The relief that surged through Keras almost brought him to his knees and while he wanted to tell Ares that he was stronger now, that he could master the darkness Hades’s disappearance had surging to the fore, he forced himself to nod instead and accept his brother’s offer.

And understanding.

It wasn’t long ago that Ares would have argued with him about what he was going to do, the centuries Keras had kept the pills and his addiction to them hidden from his brothers stoking the anger Ares felt. Anger born of the fact Keras hadn’t trusted Ares enough to tell him about them. Out of all his brothers, he was closest to Ares, and that was part of the reason Keras had felt a desperate need to keep him most of all in the dark about his addiction.

The rest was a need to appear strong—the fearless leader his brothers had needed him to be during the time they had been exiled to the mortal realm, tasked with guarding the gates to the Underworld while they awaited the threat the Moirai had foreseen.

Enyo was right about him.
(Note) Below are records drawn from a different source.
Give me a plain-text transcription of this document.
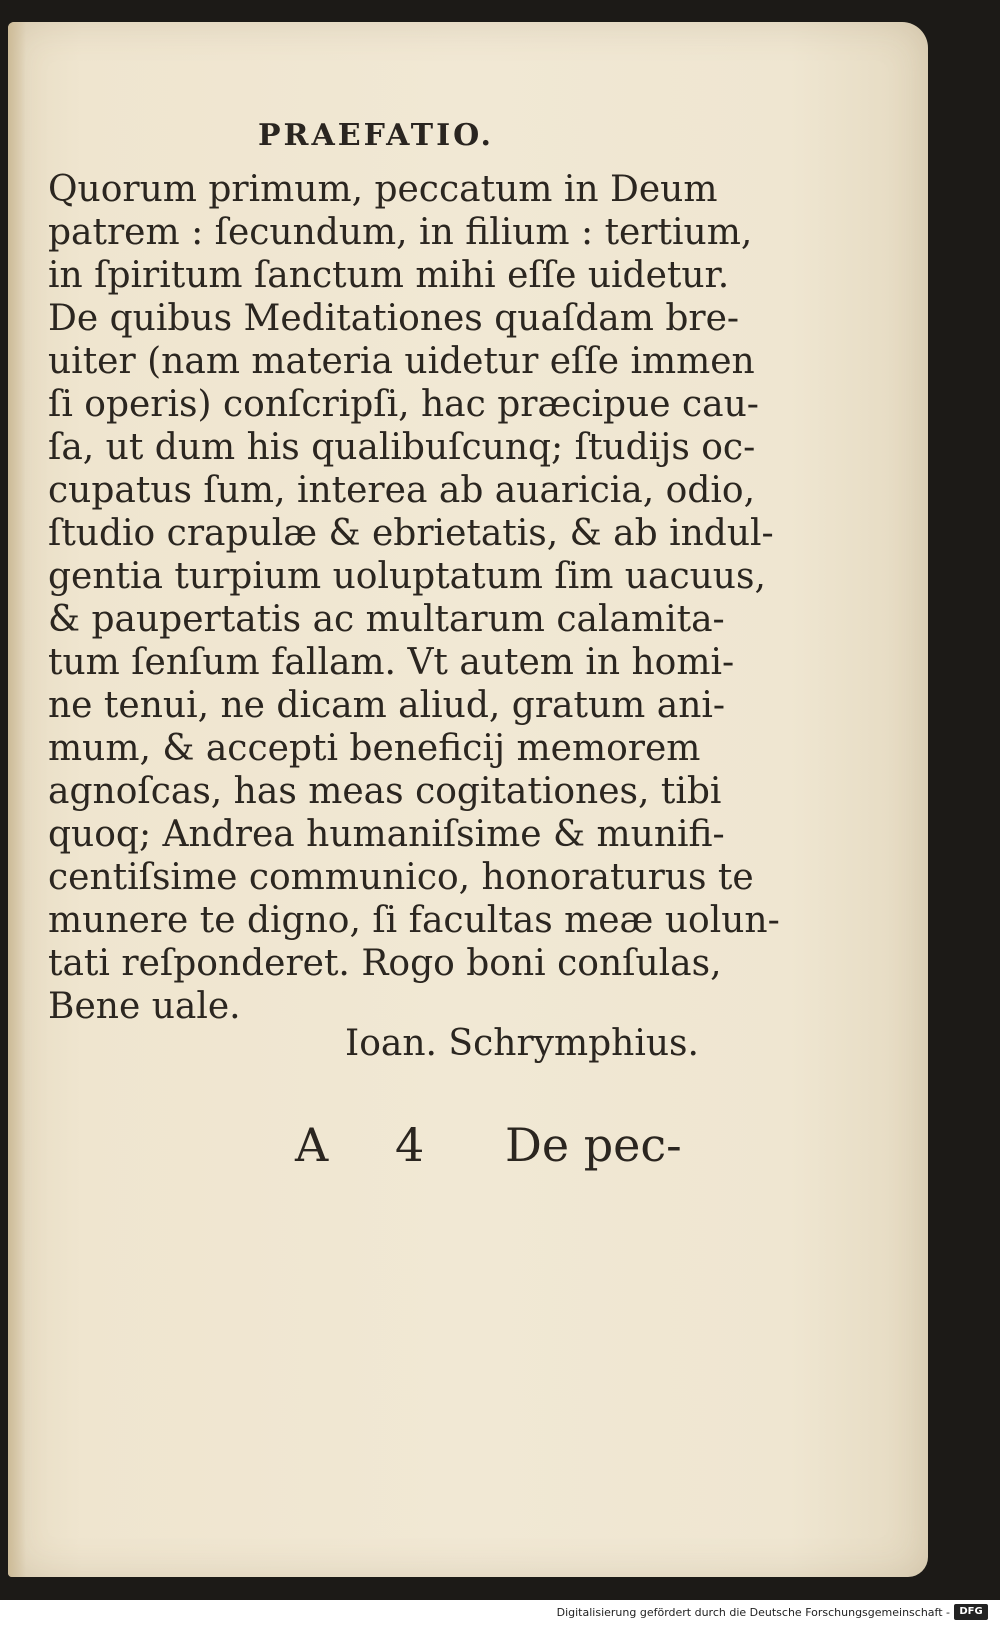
PRAEFATIO.
Quorum primum, peccatum in Deum
patrem : ſecundum, in filium : tertium,
in ſpiritum ſanctum mihi eſſe uidetur.
De quibus Meditationes quaſdam bre-
uiter (nam materia uidetur eſſe immen
ſi operis) conſcripſi, hac præcipue cau-
ſa, ut dum his qualibuſcunq; ſtudijs oc-
cupatus ſum, interea ab auaricia, odio,
ſtudio crapulæ & ebrietatis, & ab indul-
gentia turpium uoluptatum ſim uacuus,
& paupertatis ac multarum calamita-
tum ſenſum fallam. Vt autem in homi-
ne tenui, ne dicam aliud, gratum ani-
mum, & accepti beneficij memorem
agnoſcas, has meas cogitationes, tibi
quoq; Andrea humaniſsime & munifi-
centiſsime communico, honoraturus te
munere te digno, ſi facultas meæ uolun-
tati reſponderet. Rogo boni conſulas,
Bene uale.
Ioan. Schrymphius.
A 4 De pec-
Digitalisierung gefördert durch die Deutsche Forschungsgemeinschaft - DFG
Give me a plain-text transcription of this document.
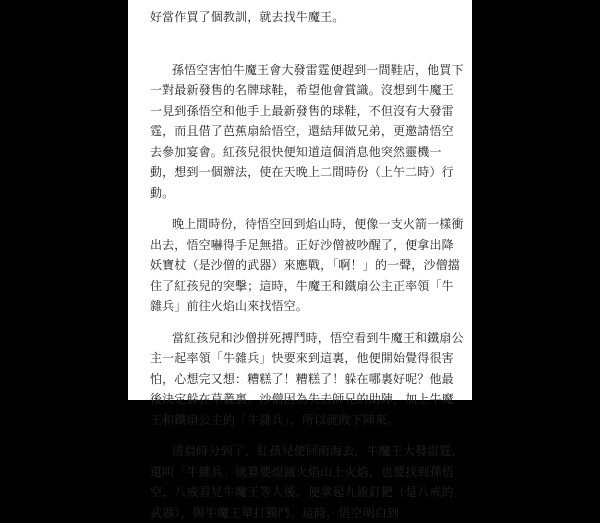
好當作買了個教訓，就去找牛魔王。

孫悟空害怕牛魔王會大發雷霆便趕到一間鞋店，他買下一對最新發售的名牌球鞋，希望他會賞識。沒想到牛魔王一見到孫悟空和他手上最新發售的球鞋，不但沒有大發雷霆，而且借了芭蕉扇給悟空，還結拜做兄弟，更邀請悟空去參加宴會。紅孩兒很快便知道這個消息他突然靈機一動，想到一個辦法，使在天晚上二間時份（上午二時）行動。

晚上間時份，待悟空回到焰山時，便像一支火箭一樣衝出去，悟空嚇得手足無措。正好沙僧被吵醒了，便拿出降妖寶杖（是沙僧的武器）來應戰，「啊！」的一聲，沙僧擋住了紅孩兒的突擊；這時，牛魔王和鐵扇公主正率領「牛雜兵」前往火焰山來找悟空。

當紅孩兒和沙僧拼死搏鬥時，悟空看到牛魔王和鐵扇公主一起率領「牛雜兵」快要來到這裏，他便開始覺得很害怕，心想完又想：糟糕了！糟糕了！躲在哪裏好呢？他最後決定躲在草叢裏。沙僧因為失去師兄的助陣，加上牛魔王和鐵扇公主的「牛雜兵」，所以就敗下陣來。

清晨時分到了，紅孩兒便回南海去，牛魔王大發雷霆，還叫「牛雜兵」就算要熄滅火焰山上火焰，也要找到孫悟空，八戒看見牛魔王等人後，便拿起九齒釘耙（是八戒的武器），與牛魔王單打獨鬥。這時，悟空明白到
He was a little too much like his father. He tried to bear everything on his own, believing it to be the right thing to do and that it made him strong. He was still trying to shake that need to gain his father’s approval and live up to his role as firstborn son of Hades, but he had made some strides towards it. He had been more open with Ares, letting him in by degrees.

Ares now knew enough about his struggles not to argue whenever Keras needed a pill to take the edge off and calm the darker side of his blood.

Leaving his capable younger brother to it, Keras teleported to his bedroom in his own home.

“What is wrong?” Enyo’s soft voice curled around him, a comforting balm that eased some of his tension, enough that he didn’t stride directly to the nightstand for his pills.

He turned to face her where she stood in the doorway, her lush curves clad in her black and silver armour. The moment she caught his expression, she stopped braiding her raven hair and came to him. She wrapped her arms around him and smoothed her hand in a gentle circle across his back, caressing him through his shirt.

The urge to push her away was strong and Keras fought it, trying to tamp it down and accept her comfort instead of lashing out at her about it. Shadows seethed beneath his feet, ready to strike at her the moment he lost control of them, and darkness bloomed stronger within him as he thought about how reckless his father had been.

How Hades was now out there, unguarded.

Vulnerable.

His fangs sharpened and he gripped Enyo’s waist and pushed her back, forcing her off him. “I don’t have time for this.”

Enyo tightened her grip on him, refusing to let him go. “Whatever happened, just breathe through it. Just breathe with me, Keras.”

Her voice was black magic, smoothing the sharp edge of his temper and calming the darkness, but not enough that the urge to goad her into fighting him went away. He recalled their rooftop battle in Tokyo and heat surged through his blood, a hunger to re-enact that fight swelling inside him.

“Do not,” she whispered in his ear and stroked his nape. He silently willed her to coax the darkness, to say the words she wouldn’t say, but she was too wise, and rather than saying he would never win against her, she murmured, “I would throw the fight.”

He snarled against her shoulder, “You would not. You would lose because you are weaker than me.”

Another vain attempt to make her say she could best him so they could fight.

She sighed, the sound melodic and soft, and laced with irritation. “Just tell me what happened.”

He tried to push her off him again, but she was like a limpet, refusing to budge. He huffed, some of the darkness abating as he realised how futile it was to attempt to remove her and realised he didn’t have the heart to teleport away from her to escape her hold. He liked it here in her arms too much.

“Father has gone AWOL,” he growled.

She pulled back, a furrow in her brow. “AWOL?”

“Missing.” He had forgotten there were still many terms from his time in the mortal world that she didn’t understand. “I must find him.”